Model A tried to generate schema for a generic tutorial. It missed the specific properties required for code snippets. It was too broad. It lacked the technical depth needed for developer-centric SEO.
For deeper insights on optimizing content for AI citations, check out Citation Gap Guide. Understanding how models cite your work is as important as writing the content itself.
What I Learned About Workflow
I stopped asking LLMs to "write code." I started asking them to "audit code."
The prompts shifted from generative to analytical.
* Bad prompt: "Write a Python function for sorting lists."
* Good prompt: "Review this Python function for time complexity issues. Suggest optimizations. Output the diff."
This change reduced my workload by half. I reviewed the diffs. I approved the good ones. I rejected the hallucinations. I didn’t write a single line of boilerplate. I acted as the editor, not the author.
This approach aligns with findings in SEO Content Optimization Tools 2026. The best tools aren’t the ones that create the most content. They’re the ones that verify the least amount of error.
The Final Verdict
Model C won. Not because it was the smartest. Because it was the most consistent. It respected constraints. It understood context. It prioritized functionality over flair.
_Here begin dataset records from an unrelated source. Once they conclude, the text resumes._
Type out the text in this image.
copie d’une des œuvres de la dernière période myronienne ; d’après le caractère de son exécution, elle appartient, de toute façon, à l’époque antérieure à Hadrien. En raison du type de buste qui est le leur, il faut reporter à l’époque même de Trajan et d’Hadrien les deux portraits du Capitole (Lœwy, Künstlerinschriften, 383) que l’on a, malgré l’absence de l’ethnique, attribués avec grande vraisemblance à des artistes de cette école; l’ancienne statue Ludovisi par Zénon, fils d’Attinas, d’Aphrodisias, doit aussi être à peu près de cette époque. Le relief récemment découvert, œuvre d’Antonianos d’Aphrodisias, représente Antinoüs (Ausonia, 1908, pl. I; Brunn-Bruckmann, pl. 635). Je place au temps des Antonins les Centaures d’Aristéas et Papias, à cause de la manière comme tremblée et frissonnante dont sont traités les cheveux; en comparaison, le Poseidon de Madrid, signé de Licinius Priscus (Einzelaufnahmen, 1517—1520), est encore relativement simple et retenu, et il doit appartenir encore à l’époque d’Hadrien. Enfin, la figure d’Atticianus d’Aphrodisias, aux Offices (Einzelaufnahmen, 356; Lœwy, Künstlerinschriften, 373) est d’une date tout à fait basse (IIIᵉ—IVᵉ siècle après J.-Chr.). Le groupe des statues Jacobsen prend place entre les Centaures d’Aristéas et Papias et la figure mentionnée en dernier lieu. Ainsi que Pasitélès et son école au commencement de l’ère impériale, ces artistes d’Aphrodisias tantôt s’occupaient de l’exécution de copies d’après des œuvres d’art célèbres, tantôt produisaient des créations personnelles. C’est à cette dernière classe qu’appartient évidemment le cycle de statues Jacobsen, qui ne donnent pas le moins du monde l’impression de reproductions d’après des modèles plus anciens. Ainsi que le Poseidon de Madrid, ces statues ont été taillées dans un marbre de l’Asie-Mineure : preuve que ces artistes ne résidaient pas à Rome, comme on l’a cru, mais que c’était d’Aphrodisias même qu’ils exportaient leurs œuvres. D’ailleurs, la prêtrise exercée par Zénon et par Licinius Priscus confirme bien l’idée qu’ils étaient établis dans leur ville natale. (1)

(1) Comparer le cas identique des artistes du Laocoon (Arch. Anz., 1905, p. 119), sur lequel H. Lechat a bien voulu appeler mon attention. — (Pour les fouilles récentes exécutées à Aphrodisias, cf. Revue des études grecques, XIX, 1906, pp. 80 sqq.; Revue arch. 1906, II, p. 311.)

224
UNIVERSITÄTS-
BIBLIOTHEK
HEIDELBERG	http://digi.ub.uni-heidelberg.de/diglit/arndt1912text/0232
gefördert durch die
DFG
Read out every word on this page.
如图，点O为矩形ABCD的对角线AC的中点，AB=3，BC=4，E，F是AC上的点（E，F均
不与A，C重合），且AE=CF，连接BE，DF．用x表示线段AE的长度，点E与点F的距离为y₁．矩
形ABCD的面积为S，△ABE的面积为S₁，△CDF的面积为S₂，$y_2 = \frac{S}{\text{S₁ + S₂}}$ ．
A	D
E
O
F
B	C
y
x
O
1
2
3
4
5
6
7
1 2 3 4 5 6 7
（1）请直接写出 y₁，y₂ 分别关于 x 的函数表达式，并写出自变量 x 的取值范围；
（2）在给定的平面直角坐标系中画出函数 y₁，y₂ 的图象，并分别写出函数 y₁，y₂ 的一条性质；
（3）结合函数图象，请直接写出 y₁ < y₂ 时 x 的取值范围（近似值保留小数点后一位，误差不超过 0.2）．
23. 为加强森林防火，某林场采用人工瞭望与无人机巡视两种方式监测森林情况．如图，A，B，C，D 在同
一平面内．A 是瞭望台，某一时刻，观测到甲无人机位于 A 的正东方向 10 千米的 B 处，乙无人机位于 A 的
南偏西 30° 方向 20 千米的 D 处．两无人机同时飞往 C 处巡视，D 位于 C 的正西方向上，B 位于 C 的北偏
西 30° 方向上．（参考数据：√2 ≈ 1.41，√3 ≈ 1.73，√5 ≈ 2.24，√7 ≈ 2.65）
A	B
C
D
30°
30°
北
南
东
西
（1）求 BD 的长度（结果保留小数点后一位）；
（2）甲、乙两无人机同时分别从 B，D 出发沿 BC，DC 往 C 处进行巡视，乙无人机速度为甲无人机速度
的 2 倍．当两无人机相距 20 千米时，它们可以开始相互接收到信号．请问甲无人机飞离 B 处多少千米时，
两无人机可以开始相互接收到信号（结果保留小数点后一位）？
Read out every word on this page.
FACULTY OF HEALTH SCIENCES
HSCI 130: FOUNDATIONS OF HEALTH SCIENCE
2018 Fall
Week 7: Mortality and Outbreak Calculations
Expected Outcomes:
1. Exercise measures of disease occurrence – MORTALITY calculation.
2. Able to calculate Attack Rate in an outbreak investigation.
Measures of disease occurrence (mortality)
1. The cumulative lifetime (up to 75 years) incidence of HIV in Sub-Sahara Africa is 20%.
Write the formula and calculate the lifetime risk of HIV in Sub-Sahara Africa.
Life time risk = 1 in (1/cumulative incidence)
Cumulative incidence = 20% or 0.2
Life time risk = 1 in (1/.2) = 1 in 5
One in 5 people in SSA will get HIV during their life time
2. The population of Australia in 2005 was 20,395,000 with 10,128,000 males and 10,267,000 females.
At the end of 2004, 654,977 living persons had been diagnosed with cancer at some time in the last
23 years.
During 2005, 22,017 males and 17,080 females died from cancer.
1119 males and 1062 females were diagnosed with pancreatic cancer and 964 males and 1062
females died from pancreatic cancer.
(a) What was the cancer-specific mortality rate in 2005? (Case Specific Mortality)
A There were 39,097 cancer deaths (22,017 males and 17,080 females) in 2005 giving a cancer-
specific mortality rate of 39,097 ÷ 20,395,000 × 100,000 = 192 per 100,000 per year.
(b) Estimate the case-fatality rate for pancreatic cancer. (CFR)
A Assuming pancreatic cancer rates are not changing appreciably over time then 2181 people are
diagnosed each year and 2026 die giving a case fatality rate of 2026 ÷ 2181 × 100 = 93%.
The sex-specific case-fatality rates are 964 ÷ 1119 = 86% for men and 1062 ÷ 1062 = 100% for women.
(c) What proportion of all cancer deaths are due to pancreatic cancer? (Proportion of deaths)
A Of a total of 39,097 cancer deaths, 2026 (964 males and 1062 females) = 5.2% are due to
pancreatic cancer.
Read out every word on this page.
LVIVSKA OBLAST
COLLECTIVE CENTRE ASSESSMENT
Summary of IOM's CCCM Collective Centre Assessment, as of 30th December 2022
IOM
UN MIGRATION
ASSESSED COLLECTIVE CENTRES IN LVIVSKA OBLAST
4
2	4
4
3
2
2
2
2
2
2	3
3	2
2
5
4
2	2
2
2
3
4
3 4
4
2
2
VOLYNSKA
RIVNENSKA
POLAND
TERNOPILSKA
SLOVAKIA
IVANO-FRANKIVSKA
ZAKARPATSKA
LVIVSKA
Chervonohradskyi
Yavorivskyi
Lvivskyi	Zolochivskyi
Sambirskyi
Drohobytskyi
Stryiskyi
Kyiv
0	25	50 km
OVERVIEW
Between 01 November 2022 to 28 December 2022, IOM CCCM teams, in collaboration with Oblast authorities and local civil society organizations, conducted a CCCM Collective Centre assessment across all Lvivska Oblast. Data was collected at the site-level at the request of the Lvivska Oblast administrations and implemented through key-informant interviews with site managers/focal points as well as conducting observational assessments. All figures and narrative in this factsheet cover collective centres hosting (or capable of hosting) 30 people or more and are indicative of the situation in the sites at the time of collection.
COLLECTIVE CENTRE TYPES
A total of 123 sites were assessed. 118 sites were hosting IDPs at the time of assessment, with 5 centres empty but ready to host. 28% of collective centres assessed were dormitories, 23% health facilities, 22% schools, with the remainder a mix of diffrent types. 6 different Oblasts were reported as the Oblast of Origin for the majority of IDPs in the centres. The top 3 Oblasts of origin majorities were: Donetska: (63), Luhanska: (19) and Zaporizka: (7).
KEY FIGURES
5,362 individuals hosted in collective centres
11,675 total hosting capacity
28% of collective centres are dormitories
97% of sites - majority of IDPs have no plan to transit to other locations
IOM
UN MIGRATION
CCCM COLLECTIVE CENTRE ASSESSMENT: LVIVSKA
I implemented its outputs across ten client sites. Average load time dropped by 1.2 seconds. Bounce rate decreased by 8%. Revenue per session increased.
Don’t treat LLMs like magic wands. Treat them like junior developers. Give them clear specs. Review their work. Punish them for hallucinations. Reward them for precision.
The future of technical SEO isn’t about keyword stuffing. It’s about code efficiency. It’s about delivering value through performance. And that starts with the lines of code you publish.
Test your models. Measure the output. Optimize the workflow. The rest is noise.